Wir, Elisabeth und Peter Fahrnholz sowie Centa Hollweck waren gespannt auf den Aufenthalt. Kienbaum zuletzt in aller Munde, als Sammelpunkt der Deutschen Leichtathletik Mannschaft vor der Weltmeisterschaft nach Paris. Auch das Präsidium des DLV stellte dort, vor nicht allzu langer Zeit, die leichtathletischen Weichen, zumindest bis Athen 2004.
Die Anreise nach Berlin war ja nicht sonderlich weltbewegend, dafür sorgte schon der Airliner von Lufthansa.
Die Weiterreise nach Kienbaum über das Straßennetz von Tegel Richtung Osten zog sich dann doch beträchtlich in die Länge. Irgendwie verspürte man immer noch die Geheimhaltung der Jahre vor 1989. Keine Vorwegweiser Richtung Kienbaum waren auszumachen. Die Abzweigung zum dreihundert Seelendorf leicht zu übersehen. Dann ging es noch gut sieben Kilometer durch Stangenwald, als dann in völliger Abgeschiedenheit, in der inzwischen eingetretenen Dunkelheit, im Scheinwerferlicht die Ortstafel aufleuchtete.
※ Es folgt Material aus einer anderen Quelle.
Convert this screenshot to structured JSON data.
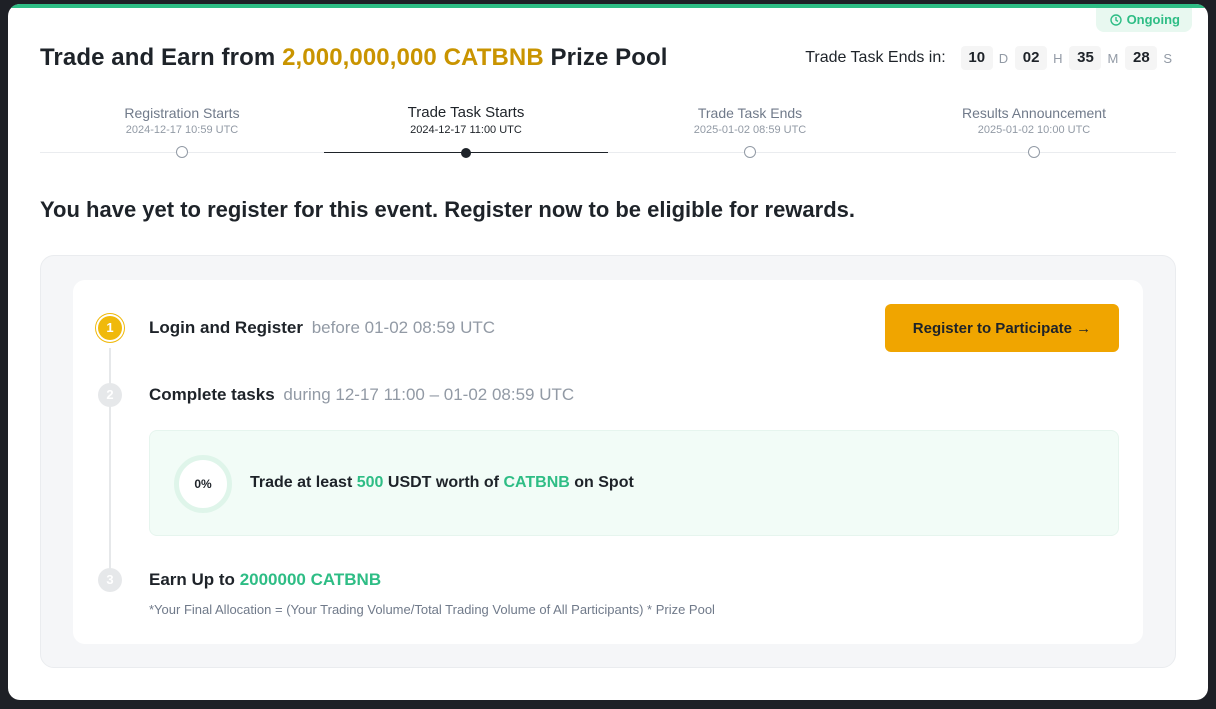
{
  "status": {
    "badge": "Ongoing"
  },
  "header": {
    "title_prefix": "Trade and Earn from",
    "title_highlight": "2,000,000,000 CATBNB",
    "title_suffix": "Prize Pool"
  },
  "countdown": {
    "label": "Trade Task Ends in:",
    "days": "10",
    "days_unit": "D",
    "hours": "02",
    "hours_unit": "H",
    "minutes": "35",
    "minutes_unit": "M",
    "seconds": "28",
    "seconds_unit": "S"
  },
  "timeline": [
    {
      "name": "Registration Starts",
      "date": "2024-12-17 10:59 UTC"
    },
    {
      "name": "Trade Task Starts",
      "date": "2024-12-17 11:00 UTC"
    },
    {
      "name": "Trade Task Ends",
      "date": "2025-01-02 08:59 UTC"
    },
    {
      "name": "Results Announcement",
      "date": "2025-01-02 10:00 UTC"
    }
  ],
  "notice": "You have yet to register for this event. Register now to be eligible for rewards.",
  "steps": {
    "step1": {
      "num": "1",
      "title": "Login and Register",
      "sub": "before 01-02 08:59 UTC"
    },
    "step2": {
      "num": "2",
      "title": "Complete tasks",
      "sub": "during 12-17 11:00 – 01-02 08:59 UTC"
    },
    "step3": {
      "num": "3",
      "title": "Earn Up to",
      "amount": "2000000 CATBNB"
    }
  },
  "register_button": "Register to Participate →",
  "task": {
    "progress": "0%",
    "text_1": "Trade at least",
    "amount": "500",
    "text_2": "USDT worth of",
    "token": "CATBNB",
    "text_3": "on Spot"
  },
  "formula": "*Your Final Allocation = (Your Trading Volume/Total Trading Volume of All Participants) * Prize Pool",
  "colors": {
    "accent": "#f0a500",
    "green": "#2ebd85",
    "gold": "#c99400"
  }
}
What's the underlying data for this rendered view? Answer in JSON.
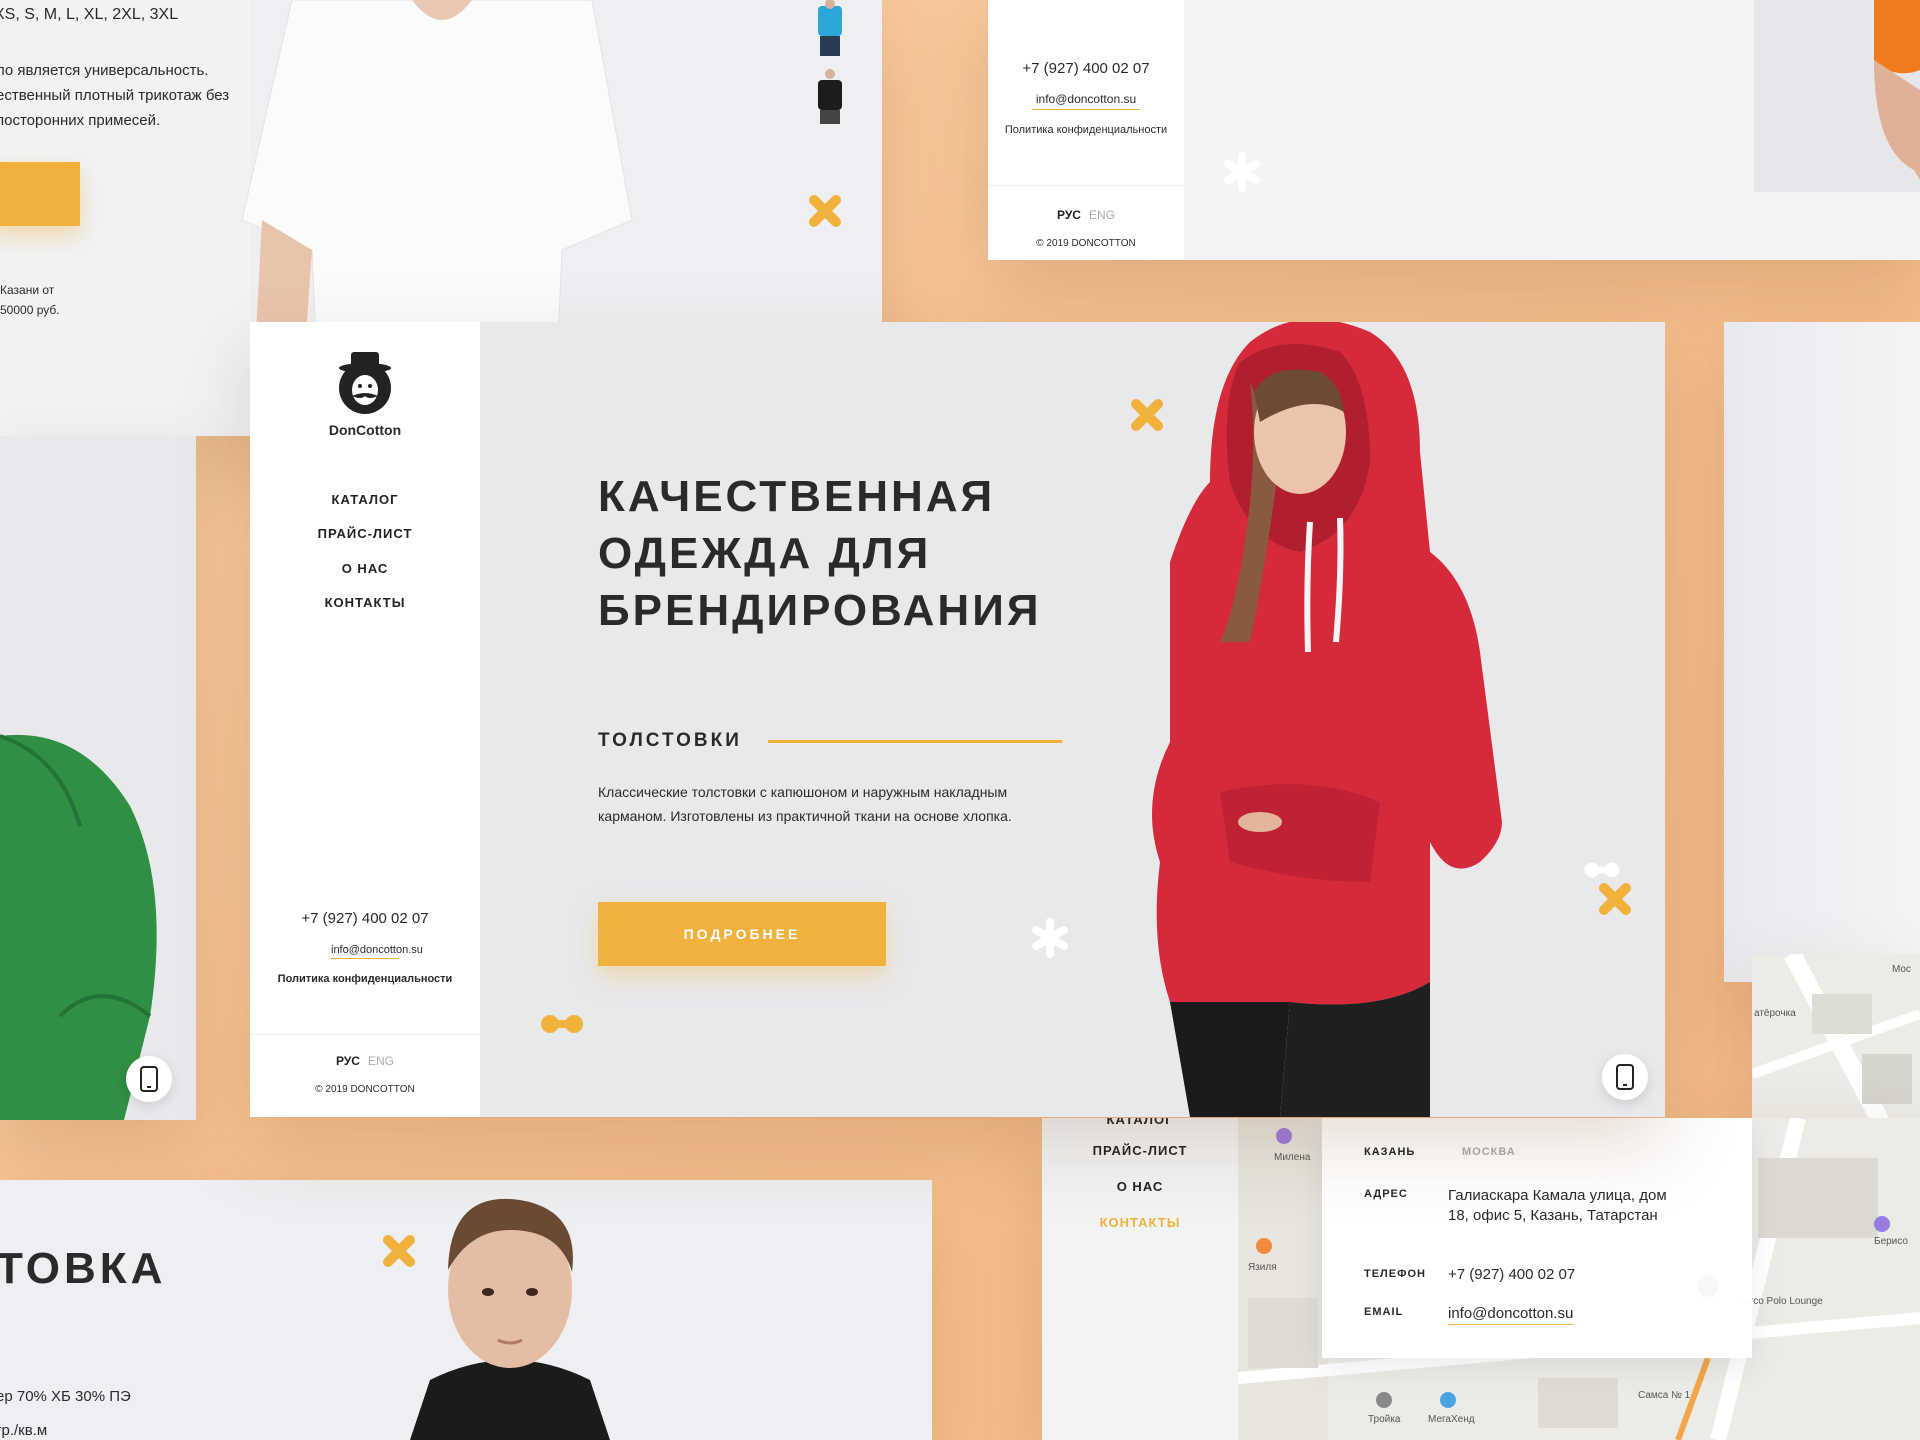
{
  "top_left": {
    "sizes": "XS, S, M, L, XL, 2XL, 3XL",
    "description": "ло является универсальность. ественный плотный трикотаж без посторонних примесей.",
    "note": "Казани от 50000 руб."
  },
  "top_right": {
    "phone": "+7 (927) 400 02 07",
    "email": "info@doncotton.su",
    "policy": "Политика конфиденциальности",
    "lang_active": "РУС",
    "lang_inactive": "ENG",
    "copyright": "© 2019 DONCOTTON"
  },
  "main": {
    "brand": "DonCotton",
    "nav": [
      "КАТАЛОГ",
      "ПРАЙС-ЛИСТ",
      "О НАС",
      "КОНТАКТЫ"
    ],
    "phone": "+7 (927) 400 02 07",
    "email": "info@doncotton.su",
    "policy": "Политика конфиденциальности",
    "lang_active": "РУС",
    "lang_inactive": "ENG",
    "copyright": "© 2019 DONCOTTON",
    "headline": "КАЧЕСТВЕННАЯ ОДЕЖДА ДЛЯ БРЕНДИРОВАНИЯ",
    "category": "ТОЛСТОВКИ",
    "description": "Классические толстовки с капюшоном и наружным накладным карманом. Изготовлены из практичной ткани на основе хлопка.",
    "cta": "ПОДРОБНЕЕ",
    "mobile_icon": "smartphone-icon"
  },
  "bottom_left": {
    "title": "ТОВКА",
    "spec1": "ер 70% ХБ 30% ПЭ",
    "spec2": "гр./кв.м"
  },
  "bottom_right": {
    "nav": [
      "КАТАЛОГ",
      "ПРАЙС-ЛИСТ",
      "О НАС",
      "КОНТАКТЫ"
    ],
    "city_active": "КАЗАНЬ",
    "city_inactive": "МОСКВА",
    "address_label": "АДРЕС",
    "address": "Галиаскара Камала улица, дом 18, офис 5, Казань, Татарстан",
    "phone_label": "ТЕЛЕФОН",
    "phone": "+7 (927) 400 02 07",
    "email_label": "EMAIL",
    "email": "info@doncotton.su",
    "map_labels": [
      "Милена",
      "Язиля",
      "МегаХенд",
      "Тройка",
      "Самса № 1",
      "Marco Polo Lounge",
      "Берисо",
      "атёрочка",
      "Moc"
    ]
  },
  "colors": {
    "accent": "#f0b13d",
    "background": "#f6c193",
    "hoodie": "#d42a3a"
  }
}
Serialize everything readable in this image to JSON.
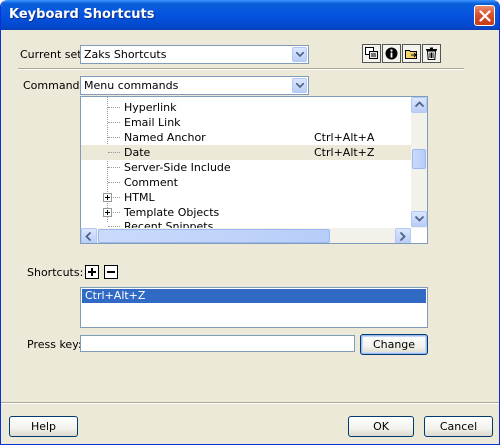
{
  "window": {
    "title": "Keyboard Shortcuts"
  },
  "current_set": {
    "label": "Current set:",
    "value": "Zaks Shortcuts"
  },
  "toolbar": {
    "icons": [
      "duplicate-set-icon",
      "info-icon",
      "export-set-icon",
      "delete-set-icon"
    ]
  },
  "commands": {
    "label": "Commands:",
    "value": "Menu commands"
  },
  "tree": {
    "rows": [
      {
        "name": "Hyperlink",
        "shortcut": "",
        "expandable": false,
        "selected": false
      },
      {
        "name": "Email Link",
        "shortcut": "",
        "expandable": false,
        "selected": false
      },
      {
        "name": "Named Anchor",
        "shortcut": "Ctrl+Alt+A",
        "expandable": false,
        "selected": false
      },
      {
        "name": "Date",
        "shortcut": "Ctrl+Alt+Z",
        "expandable": false,
        "selected": true
      },
      {
        "name": "Server-Side Include",
        "shortcut": "",
        "expandable": false,
        "selected": false
      },
      {
        "name": "Comment",
        "shortcut": "",
        "expandable": false,
        "selected": false
      },
      {
        "name": "HTML",
        "shortcut": "",
        "expandable": true,
        "selected": false
      },
      {
        "name": "Template Objects",
        "shortcut": "",
        "expandable": true,
        "selected": false
      },
      {
        "name": "Recent Snippets",
        "shortcut": "",
        "expandable": false,
        "selected": false
      }
    ]
  },
  "shortcuts": {
    "label": "Shortcuts:",
    "items": [
      "Ctrl+Alt+Z"
    ]
  },
  "press_key": {
    "label": "Press key:",
    "value": "",
    "change_label": "Change"
  },
  "footer": {
    "help_label": "Help",
    "ok_label": "OK",
    "cancel_label": "Cancel"
  }
}
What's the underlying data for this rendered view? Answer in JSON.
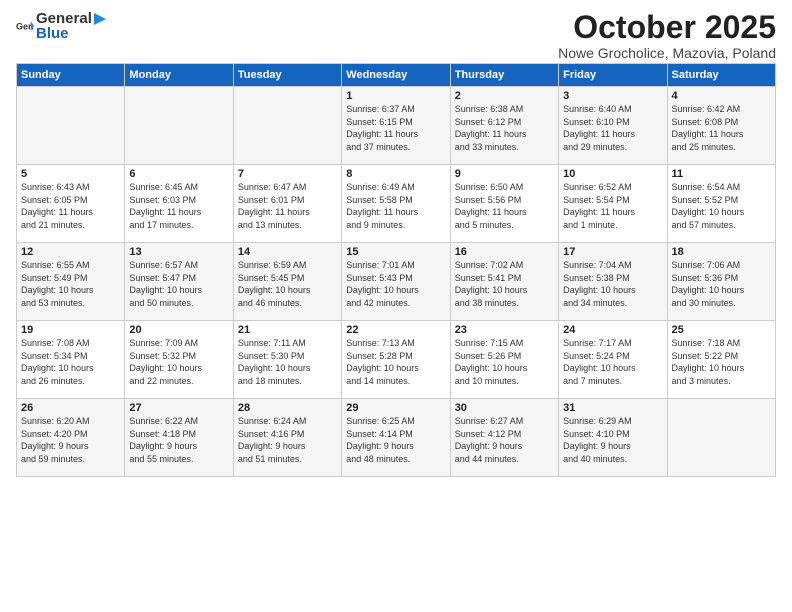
{
  "header": {
    "logo_general": "General",
    "logo_blue": "Blue",
    "month": "October 2025",
    "location": "Nowe Grocholice, Mazovia, Poland"
  },
  "days_of_week": [
    "Sunday",
    "Monday",
    "Tuesday",
    "Wednesday",
    "Thursday",
    "Friday",
    "Saturday"
  ],
  "weeks": [
    [
      {
        "day": "",
        "info": ""
      },
      {
        "day": "",
        "info": ""
      },
      {
        "day": "",
        "info": ""
      },
      {
        "day": "1",
        "info": "Sunrise: 6:37 AM\nSunset: 6:15 PM\nDaylight: 11 hours\nand 37 minutes."
      },
      {
        "day": "2",
        "info": "Sunrise: 6:38 AM\nSunset: 6:12 PM\nDaylight: 11 hours\nand 33 minutes."
      },
      {
        "day": "3",
        "info": "Sunrise: 6:40 AM\nSunset: 6:10 PM\nDaylight: 11 hours\nand 29 minutes."
      },
      {
        "day": "4",
        "info": "Sunrise: 6:42 AM\nSunset: 6:08 PM\nDaylight: 11 hours\nand 25 minutes."
      }
    ],
    [
      {
        "day": "5",
        "info": "Sunrise: 6:43 AM\nSunset: 6:05 PM\nDaylight: 11 hours\nand 21 minutes."
      },
      {
        "day": "6",
        "info": "Sunrise: 6:45 AM\nSunset: 6:03 PM\nDaylight: 11 hours\nand 17 minutes."
      },
      {
        "day": "7",
        "info": "Sunrise: 6:47 AM\nSunset: 6:01 PM\nDaylight: 11 hours\nand 13 minutes."
      },
      {
        "day": "8",
        "info": "Sunrise: 6:49 AM\nSunset: 5:58 PM\nDaylight: 11 hours\nand 9 minutes."
      },
      {
        "day": "9",
        "info": "Sunrise: 6:50 AM\nSunset: 5:56 PM\nDaylight: 11 hours\nand 5 minutes."
      },
      {
        "day": "10",
        "info": "Sunrise: 6:52 AM\nSunset: 5:54 PM\nDaylight: 11 hours\nand 1 minute."
      },
      {
        "day": "11",
        "info": "Sunrise: 6:54 AM\nSunset: 5:52 PM\nDaylight: 10 hours\nand 57 minutes."
      }
    ],
    [
      {
        "day": "12",
        "info": "Sunrise: 6:55 AM\nSunset: 5:49 PM\nDaylight: 10 hours\nand 53 minutes."
      },
      {
        "day": "13",
        "info": "Sunrise: 6:57 AM\nSunset: 5:47 PM\nDaylight: 10 hours\nand 50 minutes."
      },
      {
        "day": "14",
        "info": "Sunrise: 6:59 AM\nSunset: 5:45 PM\nDaylight: 10 hours\nand 46 minutes."
      },
      {
        "day": "15",
        "info": "Sunrise: 7:01 AM\nSunset: 5:43 PM\nDaylight: 10 hours\nand 42 minutes."
      },
      {
        "day": "16",
        "info": "Sunrise: 7:02 AM\nSunset: 5:41 PM\nDaylight: 10 hours\nand 38 minutes."
      },
      {
        "day": "17",
        "info": "Sunrise: 7:04 AM\nSunset: 5:38 PM\nDaylight: 10 hours\nand 34 minutes."
      },
      {
        "day": "18",
        "info": "Sunrise: 7:06 AM\nSunset: 5:36 PM\nDaylight: 10 hours\nand 30 minutes."
      }
    ],
    [
      {
        "day": "19",
        "info": "Sunrise: 7:08 AM\nSunset: 5:34 PM\nDaylight: 10 hours\nand 26 minutes."
      },
      {
        "day": "20",
        "info": "Sunrise: 7:09 AM\nSunset: 5:32 PM\nDaylight: 10 hours\nand 22 minutes."
      },
      {
        "day": "21",
        "info": "Sunrise: 7:11 AM\nSunset: 5:30 PM\nDaylight: 10 hours\nand 18 minutes."
      },
      {
        "day": "22",
        "info": "Sunrise: 7:13 AM\nSunset: 5:28 PM\nDaylight: 10 hours\nand 14 minutes."
      },
      {
        "day": "23",
        "info": "Sunrise: 7:15 AM\nSunset: 5:26 PM\nDaylight: 10 hours\nand 10 minutes."
      },
      {
        "day": "24",
        "info": "Sunrise: 7:17 AM\nSunset: 5:24 PM\nDaylight: 10 hours\nand 7 minutes."
      },
      {
        "day": "25",
        "info": "Sunrise: 7:18 AM\nSunset: 5:22 PM\nDaylight: 10 hours\nand 3 minutes."
      }
    ],
    [
      {
        "day": "26",
        "info": "Sunrise: 6:20 AM\nSunset: 4:20 PM\nDaylight: 9 hours\nand 59 minutes."
      },
      {
        "day": "27",
        "info": "Sunrise: 6:22 AM\nSunset: 4:18 PM\nDaylight: 9 hours\nand 55 minutes."
      },
      {
        "day": "28",
        "info": "Sunrise: 6:24 AM\nSunset: 4:16 PM\nDaylight: 9 hours\nand 51 minutes."
      },
      {
        "day": "29",
        "info": "Sunrise: 6:25 AM\nSunset: 4:14 PM\nDaylight: 9 hours\nand 48 minutes."
      },
      {
        "day": "30",
        "info": "Sunrise: 6:27 AM\nSunset: 4:12 PM\nDaylight: 9 hours\nand 44 minutes."
      },
      {
        "day": "31",
        "info": "Sunrise: 6:29 AM\nSunset: 4:10 PM\nDaylight: 9 hours\nand 40 minutes."
      },
      {
        "day": "",
        "info": ""
      }
    ]
  ]
}
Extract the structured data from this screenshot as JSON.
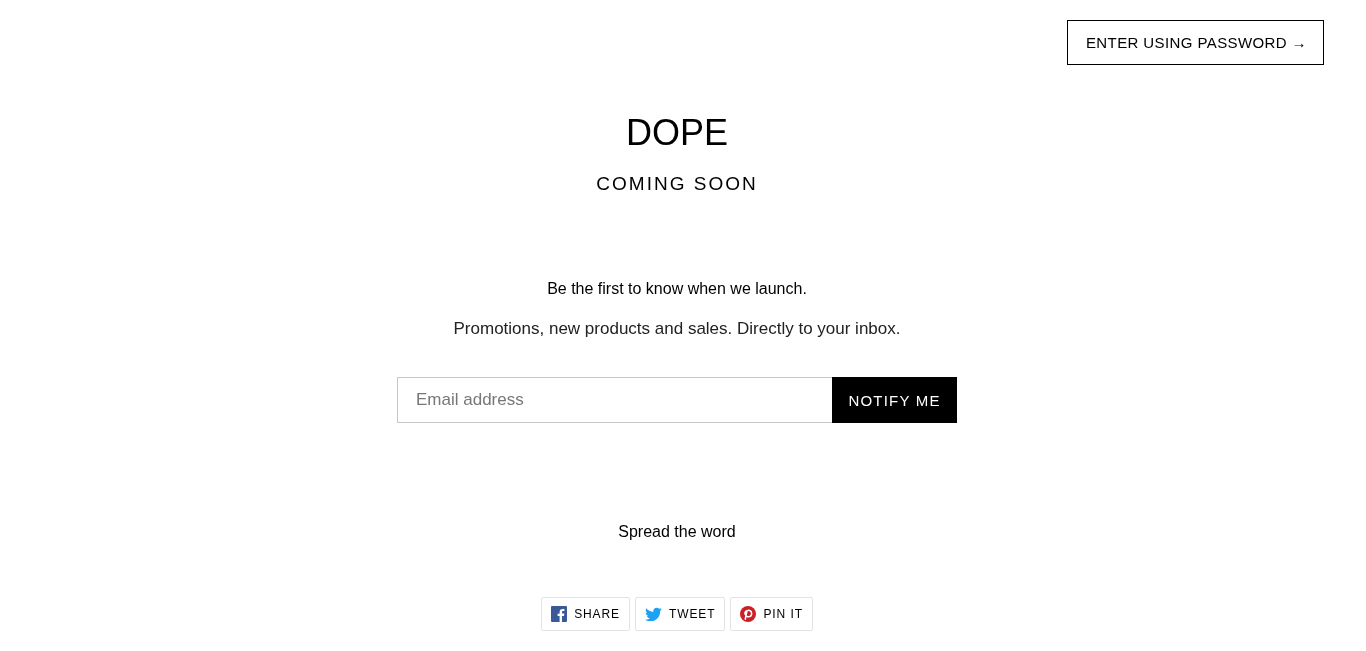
{
  "header": {
    "password_link": "ENTER USING PASSWORD →"
  },
  "hero": {
    "title": "DOPE",
    "subtitle": "COMING SOON"
  },
  "newsletter": {
    "heading": "Be the first to know when we launch.",
    "text": "Promotions, new products and sales. Directly to your inbox.",
    "email": {
      "placeholder": "Email address"
    },
    "button": "NOTIFY ME"
  },
  "share": {
    "heading": "Spread the word",
    "buttons": [
      {
        "kind": "facebook",
        "label": "SHARE"
      },
      {
        "kind": "twitter",
        "label": "TWEET"
      },
      {
        "kind": "pinterest",
        "label": "PIN IT"
      }
    ]
  }
}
Als Aktive Leichtathleten interessierten uns natürlich die vorhandenen Leichtathletik – Anlagen. Und alles was das Herz begehrt ist in mehreren Ausführungen vorhanden. Dabei profitierte man sicherlich noch aus der DDR-Zeit. Imposant die vorhandene Laufhalle, mit einer geraden Länge von über 170m. Gespickt alle 10m mit den entsprechenden Messgeräten. Eine einbahnige Runde, Gesamtlänge von 365m. In dieser Halle ist zusätzlich zu den Außenanlagen auch eine Stabhoch- und Hochsprung -  Anlage untergebracht, die bei schlechter Witterung und vor allem im Winter, keine Trainings – Unterbrechung erforderlich macht. Kugelstoß sowie Diskus- und Hammerwürfe können auf mehreren Anlagen aus einer Überdachung heraus erfolgen.

Für die COSA - Teilnehmer wurde dann zu abendlicher Stunde eine Führung durch das Gelände der Unterdruckkammer ermöglicht. Zu DDR-Zeiten konnte dort Höhentraining bis zu 3.600m Höhe simuliert werden. Der Devisenmangel und die Republikflucht ermöglichten ja keinen Aufenthalt z. B. in Davos ect. So trainierten die Aktiven unter den Druckverhältnissen, wie sie in 2.600m bis 2.800m bestehen, bis zu zehn Tagen am Stück. Dabei darf man sich keinesfalls diesen Trainings - Ort als „Kammer“ vorstellen. Über zwei Etagen konnte auf einer Fläche von der Hälfte einer normalen Schul - Turnhalle an Laufbändern für Leichtathletik, Radfahren und Skilauf, an Gewichten und Fahrradergometern sowie auf einer „Kanustrecke“ trainiert werden.
Die vorliegenden Pläne, für eine unterirdische 200m Rundbahn, unter den gleichen Druckverhältnissen, wurden auf Grund der Wiedervereinigung Deutschlands nicht mehr in die Tat umgesetzt.  Auf unsere Frage unterirdisch deswegen, weil alles als „Streng Geheim“ galt. Sogar die damaligen Waffenbrüder, die  Russen, hatten zum Gelände keinen Zutritt. Im Sport war man erbitterter Gegner, den man nicht in die Karten schauen ließ.

Die gesamte Druckkammer sowie die verkabelten Athleten
wurden über diverse Monitore und Aufzeichnungsgeräte
laufend überwacht.

Der Regieraum zeugt noch von zahlreichen Dankesbeweisen von ehemaligen DDR-Sport-Größen, die bei hochkarätigen
Veranstaltungen Medaillen und Titel erzielten.

Der Eingang zur Druckkammer......

Auf solchen Rädern wurde aus Leibeskräften gestrampelt!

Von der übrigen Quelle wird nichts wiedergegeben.